Gemäß §253 des Strafgesetzbuches jedenfalls ist die Drohung mit 
der Insolvenz von Karstadt und nachfolgend Arcandor, der in 
Deutschland mehr als 50.000 Arbeitsplätze - Karstadt-Chef Stefan 
Herzberg brachte es am Wochenende gar auf mehr als 100.000 
Arbeitsplätze - zum Opfer fallen könnten, als verwerflich und 
insofern als rechtswidrig anzusehen. Und dieser Versuch ist, nimmt 
man das Strafgesetzbuch wörtlich, strafbar. Doch das scheint in 
Essen, dem Firmensitz des Handelskonzerns, kaum noch ins Gewicht zu 
fallen; zumal der Steuerbürger inzwischen fast täglich Strafanzeige 
erstatten müsste.
Auch wenn die Aktie nach der Aussage Eicks "ohne Bürgschaft ist 
für Karstadt am 12. Juni Schluss" am Montag zwischenzeitlich ein 
Viertel ihres Wertes verlor, dürften Eicks Verbalattacken gen Berlin 
durchaus auch beim Aufsichtsratsvorsitzenden Friedrich Carl Janssen, 
persönlich haftender Gesellschafter der Privatbank Sal. Oppenheim und
damit Repräsentant des Hauptaktionärs, auf Beifall stoßen. Denn 
Bürgschaften und Kredite, die die Bundesregierung auslegte, müssten 
die Oppenheim-Familien schon nicht aufbringen.

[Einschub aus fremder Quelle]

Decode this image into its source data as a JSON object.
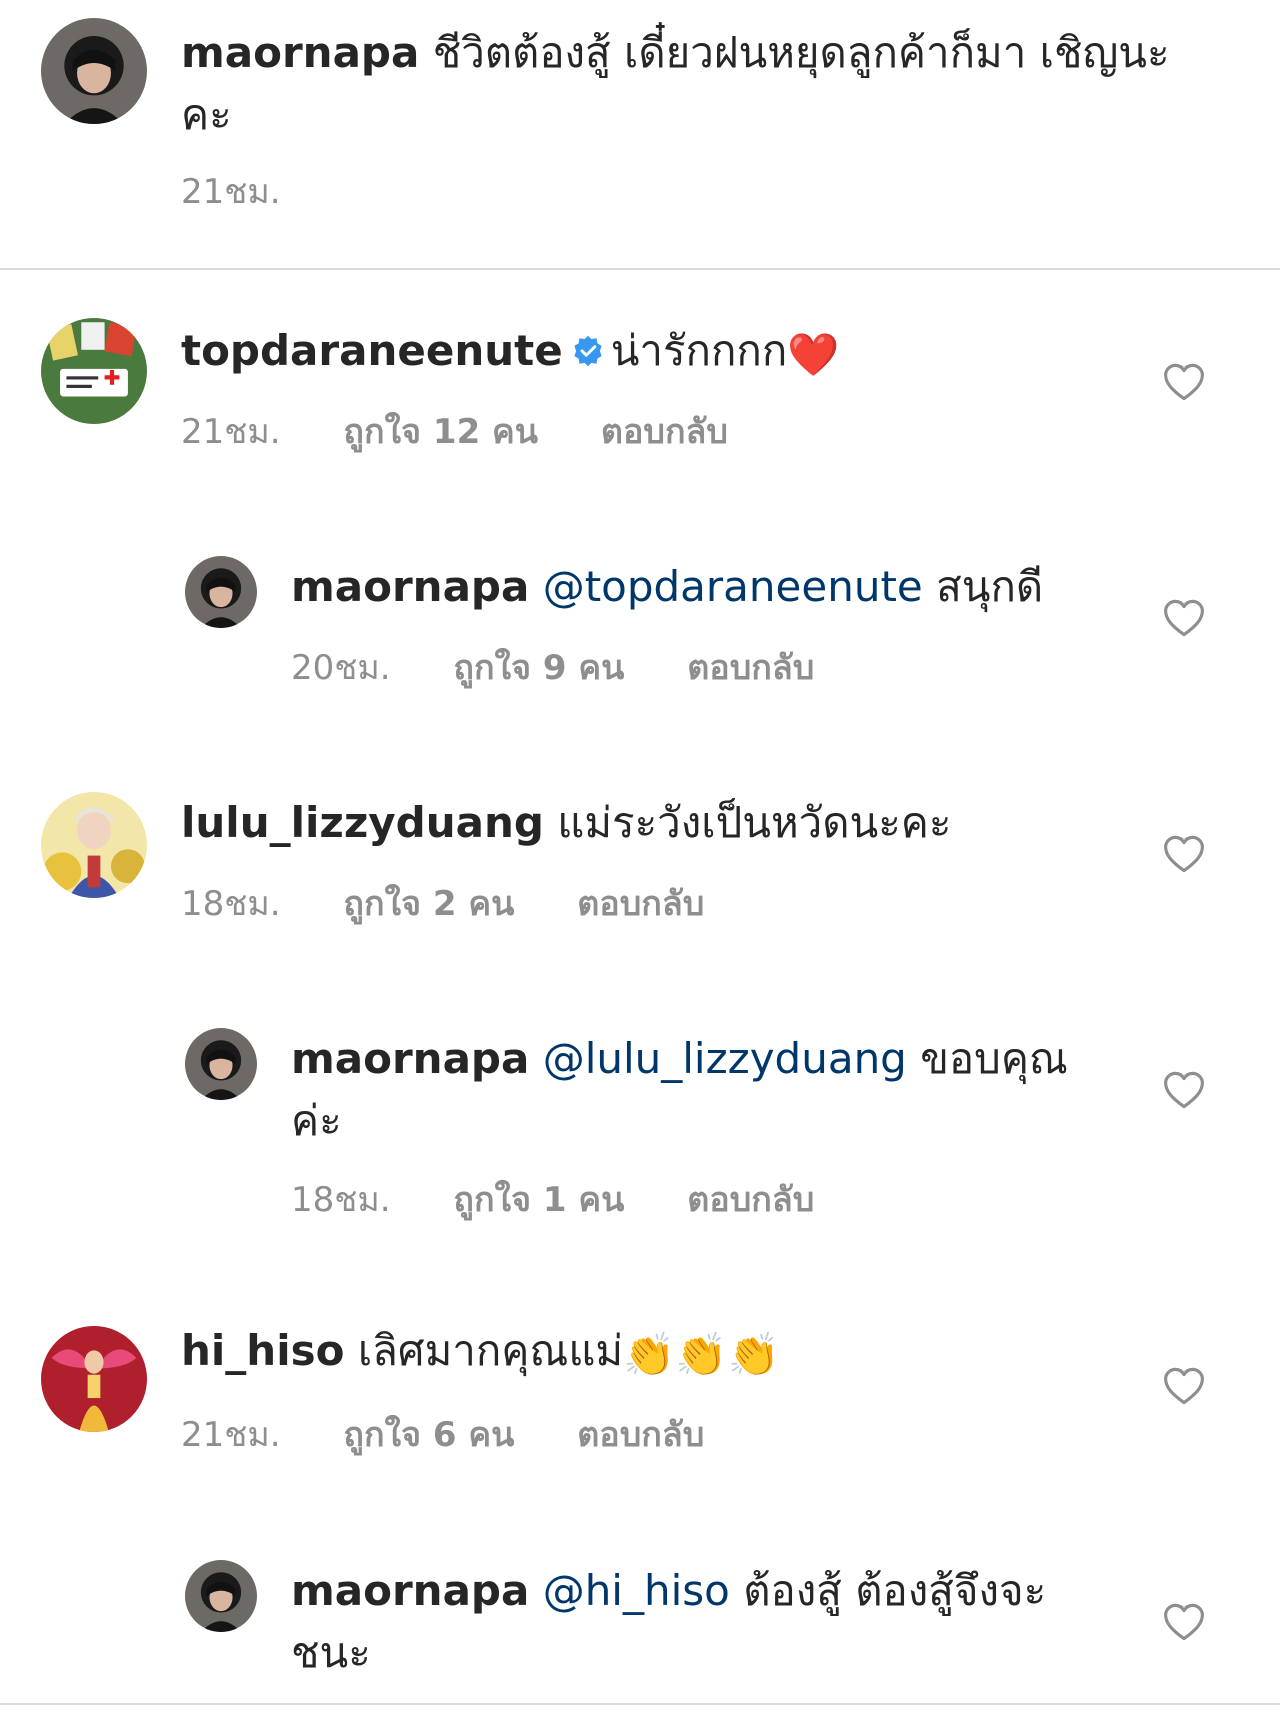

Zumindest aber scheinen die Steuerbürger in Wirtschaftsminister 
Karl-Theodor zu Guttenberg (CSU) einen Verfechter ihrer Interessen 
gefunden zu haben, was im Wahljahr 2009 keine Selbstverständlichkeit 
ist. Nach allem, was bislang aus der Berliner Scharnhorststraße an 
die Öffentlichkeit dringt, wird der Wächter über den Bürgschaftsfonds
die Lichter in Essen ausgehen lassen. Sicher, noch sind fast drei 
Wochen Zeit, um den Meinungsumschwung in Berlin herbeizuführen. Dabei
wird es Eick weder an der Unterstützung der 
Dienstleistungsgewerkschaft Verdi noch am Beistand zahlreicher 
Kommunalpolitiker mangeln, die um die Verödung ihrer Innenstädte 
bangen. Doch wenn der Erpressungsversuch schon nicht strafrechtlich 
geahndet wird, sollte ihm zumindest kein Erfolg beschieden sein.